Shares dipped Thursday as the retailer announced cost-cutting moves and plans to launch its own e-commerce site
As Borders Group (BGP) battles to shore up its business and fend off cut-throat competition, the Ann Arbor, (Mich.) book retailer is planning to start a new website, close almost half of its Waldenbooks stores, and possibly also sell or franchise most of its international business.
After launching its own online retail site at Borders.com in May 1998, Borders had moved the operation to the online retailer Amazon.com (AMZN) in August, 2001. Borders subsequently signed an agreement with Amazon in which customers would order book, music and movie products through Amazon web sites for pick up at U.S. Borders stores, according to Standard & Poor's. Now Borders has reversed course and begun working on an e-commerce site of its own since the fall, which it hopes will launch in early 2008.

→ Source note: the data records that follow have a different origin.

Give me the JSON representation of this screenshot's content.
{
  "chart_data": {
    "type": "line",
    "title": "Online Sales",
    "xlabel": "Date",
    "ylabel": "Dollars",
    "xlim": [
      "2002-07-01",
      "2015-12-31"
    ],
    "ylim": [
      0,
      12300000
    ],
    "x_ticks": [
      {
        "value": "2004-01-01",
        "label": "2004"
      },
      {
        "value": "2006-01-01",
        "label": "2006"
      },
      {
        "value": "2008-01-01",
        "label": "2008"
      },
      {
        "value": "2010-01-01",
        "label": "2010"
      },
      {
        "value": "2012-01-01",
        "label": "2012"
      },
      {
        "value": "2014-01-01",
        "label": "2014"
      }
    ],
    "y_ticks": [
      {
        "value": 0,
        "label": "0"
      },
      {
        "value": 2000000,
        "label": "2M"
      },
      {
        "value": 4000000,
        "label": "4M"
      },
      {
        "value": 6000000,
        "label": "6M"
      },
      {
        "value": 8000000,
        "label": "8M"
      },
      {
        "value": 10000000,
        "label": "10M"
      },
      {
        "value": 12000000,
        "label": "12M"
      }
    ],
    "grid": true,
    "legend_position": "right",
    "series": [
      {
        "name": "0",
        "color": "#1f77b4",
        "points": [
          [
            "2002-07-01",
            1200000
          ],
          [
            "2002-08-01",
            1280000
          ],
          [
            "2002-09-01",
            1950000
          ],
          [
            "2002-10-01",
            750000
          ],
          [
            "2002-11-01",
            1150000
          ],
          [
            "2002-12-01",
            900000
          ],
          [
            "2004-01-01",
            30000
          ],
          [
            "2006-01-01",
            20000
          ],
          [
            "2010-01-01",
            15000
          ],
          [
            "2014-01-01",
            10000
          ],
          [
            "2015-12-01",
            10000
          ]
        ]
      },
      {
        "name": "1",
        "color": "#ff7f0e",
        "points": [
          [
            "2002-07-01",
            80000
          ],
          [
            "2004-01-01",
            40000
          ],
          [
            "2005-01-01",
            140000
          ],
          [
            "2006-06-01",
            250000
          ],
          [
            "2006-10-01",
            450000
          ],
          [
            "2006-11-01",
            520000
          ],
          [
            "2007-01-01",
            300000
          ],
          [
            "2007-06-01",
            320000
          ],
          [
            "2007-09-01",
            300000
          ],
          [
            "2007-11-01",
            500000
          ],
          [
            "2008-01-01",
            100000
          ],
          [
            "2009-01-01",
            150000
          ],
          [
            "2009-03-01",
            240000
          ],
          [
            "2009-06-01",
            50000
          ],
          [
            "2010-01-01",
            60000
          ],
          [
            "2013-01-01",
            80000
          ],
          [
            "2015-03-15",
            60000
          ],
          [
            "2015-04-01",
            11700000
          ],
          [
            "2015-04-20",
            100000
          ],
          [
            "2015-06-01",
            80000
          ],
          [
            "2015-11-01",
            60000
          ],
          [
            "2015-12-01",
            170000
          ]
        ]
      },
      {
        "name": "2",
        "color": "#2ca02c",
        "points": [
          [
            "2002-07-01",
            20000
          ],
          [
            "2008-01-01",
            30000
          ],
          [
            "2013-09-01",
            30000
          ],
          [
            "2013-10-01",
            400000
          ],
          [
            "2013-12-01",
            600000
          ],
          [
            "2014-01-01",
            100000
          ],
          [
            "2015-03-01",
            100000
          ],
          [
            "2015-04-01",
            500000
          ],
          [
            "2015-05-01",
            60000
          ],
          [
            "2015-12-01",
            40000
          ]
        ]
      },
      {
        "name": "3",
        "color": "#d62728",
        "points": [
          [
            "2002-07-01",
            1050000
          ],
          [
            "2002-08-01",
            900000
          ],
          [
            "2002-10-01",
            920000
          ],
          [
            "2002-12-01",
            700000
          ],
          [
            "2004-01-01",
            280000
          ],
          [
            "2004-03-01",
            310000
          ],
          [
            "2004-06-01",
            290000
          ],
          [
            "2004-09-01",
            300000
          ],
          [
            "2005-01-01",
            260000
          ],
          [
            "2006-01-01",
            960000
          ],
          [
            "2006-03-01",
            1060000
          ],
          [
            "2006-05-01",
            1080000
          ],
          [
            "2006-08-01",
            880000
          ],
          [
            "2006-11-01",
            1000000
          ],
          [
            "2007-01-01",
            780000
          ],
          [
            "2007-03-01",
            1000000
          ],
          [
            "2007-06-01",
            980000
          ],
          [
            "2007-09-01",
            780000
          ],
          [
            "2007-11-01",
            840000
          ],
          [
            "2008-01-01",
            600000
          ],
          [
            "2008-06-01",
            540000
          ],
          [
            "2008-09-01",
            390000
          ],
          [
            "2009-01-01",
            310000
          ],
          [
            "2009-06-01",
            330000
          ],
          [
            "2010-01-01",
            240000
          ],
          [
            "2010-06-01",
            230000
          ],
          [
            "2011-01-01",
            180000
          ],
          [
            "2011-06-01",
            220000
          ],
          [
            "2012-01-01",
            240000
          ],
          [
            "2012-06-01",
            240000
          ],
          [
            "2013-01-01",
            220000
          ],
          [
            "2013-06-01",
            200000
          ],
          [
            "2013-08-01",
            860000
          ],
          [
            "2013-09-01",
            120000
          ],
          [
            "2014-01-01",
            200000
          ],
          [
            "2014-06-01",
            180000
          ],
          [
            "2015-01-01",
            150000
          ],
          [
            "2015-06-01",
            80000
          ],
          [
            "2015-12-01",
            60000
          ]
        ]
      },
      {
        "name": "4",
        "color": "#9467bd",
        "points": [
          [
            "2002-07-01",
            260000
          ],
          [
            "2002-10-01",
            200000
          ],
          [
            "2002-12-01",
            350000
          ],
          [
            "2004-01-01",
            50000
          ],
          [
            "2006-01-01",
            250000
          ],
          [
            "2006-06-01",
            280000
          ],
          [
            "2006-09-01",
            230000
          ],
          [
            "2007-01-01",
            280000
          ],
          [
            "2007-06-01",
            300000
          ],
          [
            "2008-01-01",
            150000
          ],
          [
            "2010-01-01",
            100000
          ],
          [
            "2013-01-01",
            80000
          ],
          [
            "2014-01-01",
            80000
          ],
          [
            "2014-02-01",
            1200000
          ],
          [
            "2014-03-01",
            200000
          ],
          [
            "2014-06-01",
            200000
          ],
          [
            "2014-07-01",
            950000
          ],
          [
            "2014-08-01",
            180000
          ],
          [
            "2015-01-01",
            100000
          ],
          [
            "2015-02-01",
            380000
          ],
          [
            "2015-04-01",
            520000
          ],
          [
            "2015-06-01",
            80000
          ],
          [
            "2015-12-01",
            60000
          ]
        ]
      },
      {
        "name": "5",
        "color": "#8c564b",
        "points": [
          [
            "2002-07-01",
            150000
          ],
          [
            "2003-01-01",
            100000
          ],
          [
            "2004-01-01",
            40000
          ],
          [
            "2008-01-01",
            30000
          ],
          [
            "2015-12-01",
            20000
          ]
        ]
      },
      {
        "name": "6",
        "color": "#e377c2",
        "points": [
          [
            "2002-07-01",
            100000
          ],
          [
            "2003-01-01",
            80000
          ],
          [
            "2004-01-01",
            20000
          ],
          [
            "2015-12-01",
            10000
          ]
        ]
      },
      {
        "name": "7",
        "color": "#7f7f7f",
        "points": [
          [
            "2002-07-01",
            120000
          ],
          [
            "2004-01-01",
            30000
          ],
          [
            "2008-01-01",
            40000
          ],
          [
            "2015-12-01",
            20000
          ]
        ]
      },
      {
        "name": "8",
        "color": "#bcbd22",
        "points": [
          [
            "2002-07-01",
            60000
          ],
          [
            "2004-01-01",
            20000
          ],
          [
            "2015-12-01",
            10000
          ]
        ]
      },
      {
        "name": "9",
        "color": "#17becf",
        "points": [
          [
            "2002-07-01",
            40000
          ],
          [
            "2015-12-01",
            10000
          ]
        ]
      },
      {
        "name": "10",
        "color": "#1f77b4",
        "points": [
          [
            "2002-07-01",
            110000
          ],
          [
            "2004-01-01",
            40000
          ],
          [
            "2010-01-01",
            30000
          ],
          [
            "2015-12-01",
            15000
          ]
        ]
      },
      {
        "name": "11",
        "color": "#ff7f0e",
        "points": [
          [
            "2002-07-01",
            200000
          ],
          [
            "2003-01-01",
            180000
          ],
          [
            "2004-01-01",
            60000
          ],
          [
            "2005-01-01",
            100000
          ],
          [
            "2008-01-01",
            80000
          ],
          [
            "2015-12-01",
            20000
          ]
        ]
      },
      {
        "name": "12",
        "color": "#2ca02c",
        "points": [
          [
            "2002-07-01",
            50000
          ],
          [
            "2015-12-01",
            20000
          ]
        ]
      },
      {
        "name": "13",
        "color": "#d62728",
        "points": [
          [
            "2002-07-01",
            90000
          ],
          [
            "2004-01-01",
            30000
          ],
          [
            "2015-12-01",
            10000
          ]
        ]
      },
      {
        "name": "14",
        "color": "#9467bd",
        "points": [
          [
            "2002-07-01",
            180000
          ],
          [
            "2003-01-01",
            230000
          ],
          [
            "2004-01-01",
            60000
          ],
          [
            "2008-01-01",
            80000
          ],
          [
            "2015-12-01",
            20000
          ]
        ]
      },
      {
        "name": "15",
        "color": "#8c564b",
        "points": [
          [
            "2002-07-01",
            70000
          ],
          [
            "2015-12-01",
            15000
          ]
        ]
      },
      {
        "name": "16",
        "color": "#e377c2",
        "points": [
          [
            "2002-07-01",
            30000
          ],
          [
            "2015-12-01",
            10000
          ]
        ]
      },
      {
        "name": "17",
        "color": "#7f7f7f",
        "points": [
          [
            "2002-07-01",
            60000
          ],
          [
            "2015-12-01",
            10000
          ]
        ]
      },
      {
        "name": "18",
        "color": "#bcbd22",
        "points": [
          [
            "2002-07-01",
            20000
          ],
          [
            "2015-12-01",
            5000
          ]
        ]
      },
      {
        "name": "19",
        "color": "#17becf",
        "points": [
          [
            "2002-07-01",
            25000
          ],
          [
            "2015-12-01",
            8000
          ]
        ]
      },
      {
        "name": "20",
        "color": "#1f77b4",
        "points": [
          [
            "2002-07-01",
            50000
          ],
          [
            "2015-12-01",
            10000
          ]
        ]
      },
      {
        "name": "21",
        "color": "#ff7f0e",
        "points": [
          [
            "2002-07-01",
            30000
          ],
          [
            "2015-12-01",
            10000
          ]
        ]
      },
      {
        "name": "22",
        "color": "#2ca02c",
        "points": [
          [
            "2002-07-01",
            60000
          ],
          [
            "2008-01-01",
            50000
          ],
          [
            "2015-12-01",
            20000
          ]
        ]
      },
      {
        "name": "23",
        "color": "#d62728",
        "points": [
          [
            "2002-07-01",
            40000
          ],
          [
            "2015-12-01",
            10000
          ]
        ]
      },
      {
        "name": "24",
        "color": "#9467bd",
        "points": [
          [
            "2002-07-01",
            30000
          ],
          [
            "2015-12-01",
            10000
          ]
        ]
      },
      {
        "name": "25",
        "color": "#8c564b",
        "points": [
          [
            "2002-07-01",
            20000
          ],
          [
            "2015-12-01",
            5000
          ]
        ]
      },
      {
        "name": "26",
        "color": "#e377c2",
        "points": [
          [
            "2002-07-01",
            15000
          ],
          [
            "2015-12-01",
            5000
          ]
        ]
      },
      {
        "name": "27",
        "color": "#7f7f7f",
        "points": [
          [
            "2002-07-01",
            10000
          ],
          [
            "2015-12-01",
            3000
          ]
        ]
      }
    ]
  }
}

"Our company's performance has fallen short in an industry that is increasingly competitive, technology driven and price sensitive," Borders' new CEO George Jones said in a press release Mar. 22. "We recognize the urgent need to go on the offensive and drive significant change."
Borders has been struggling to make money as it battles not only Amazon for customers, but a host of other rivals ranging from Barnes & Noble (BKS) to the warehouse club chain Costco (COST). Meanwhile, the side business in selling music CDs has taken hits during recent years from the likes of Apple's (AAPL) online music store iTunes.
The book sellers have been fighting like dogs for customers and lowering prices, only to achieve more suffering. On Mar. 22, Borders announced that it lost $73.6 million during the quarter ended Feb. 3, compared to $119.1 million of net income during the same period of 2005. As the company spent money on things like its struggles to keep customers with more promotional discounts, the amount that Borders profits per sale fell to 30.6% from 33.6%.
Jones is now moving to bolster profits by trimming costs. During the last three months of 2006, Borders started paring its Waldenbooks specialty retail unit. The company is expecting to have around 300 Waldenbooks stores by the end of 2008 instead of the 564 it had at the end of 2006. Executives are also mulling strategic alternatives for most of the company's International segment, including its U.K., Ireland, Australia and New Zealand superstores and Books etc. business.
As Borders implements its recovery plan, it's not going to make any sales or earnings forecasts. But the company does expect to spend 2007 in transition, with earnings per share growth returning in 2008 and beyond. By 2009, Borders hopes it can improve its consolidated profit margins to 5% to 6%, compared to 1.8% in 2006. The Border Rewards program, which has nearly 17 million members, is destined for changes such as tailoring promotions to meet specific customer needs.
After the news, investors pushed Borders' stock lower by 2.8% to $20.84 in afternoon trading on the New York Stock Exchange March 22.
Borders isn't the only one taking hits right now. Barnes & Noble on Mar. 5 trimmed its forecast for 2007 and announced plans to close an Internet distribution center in Memphis, Tenn. in 2007. Instead, all the company's Internet orders will be fulfilled from a new center in Monroe, N.J. and an existing facility in Reno, Nev. (see BusinessWeek.com, 3/5/07, "A Dreary Tale for Barnes & Noble"). On Mar. 22, the New York book seller said its net earnings increased 3% year over year to $127.0 million during the February 3 quarter, in line with the earlier guidance. But for the May quarter Barnes & Noble expects to have a loss between 8 cents and 12 cents per share, including 6 cents per share of loss related to the closing of the Internet center.
Barnes & Noble shares fell 2.8% to $37.90 in NYSE trading Mar. 22.
"This is an industry with generally unattractive fundamentals, but we still think Borders will return to its days as a steady, predictable business," Morningstar analyst Joseph Beaulieu said in a research note Mar. 9.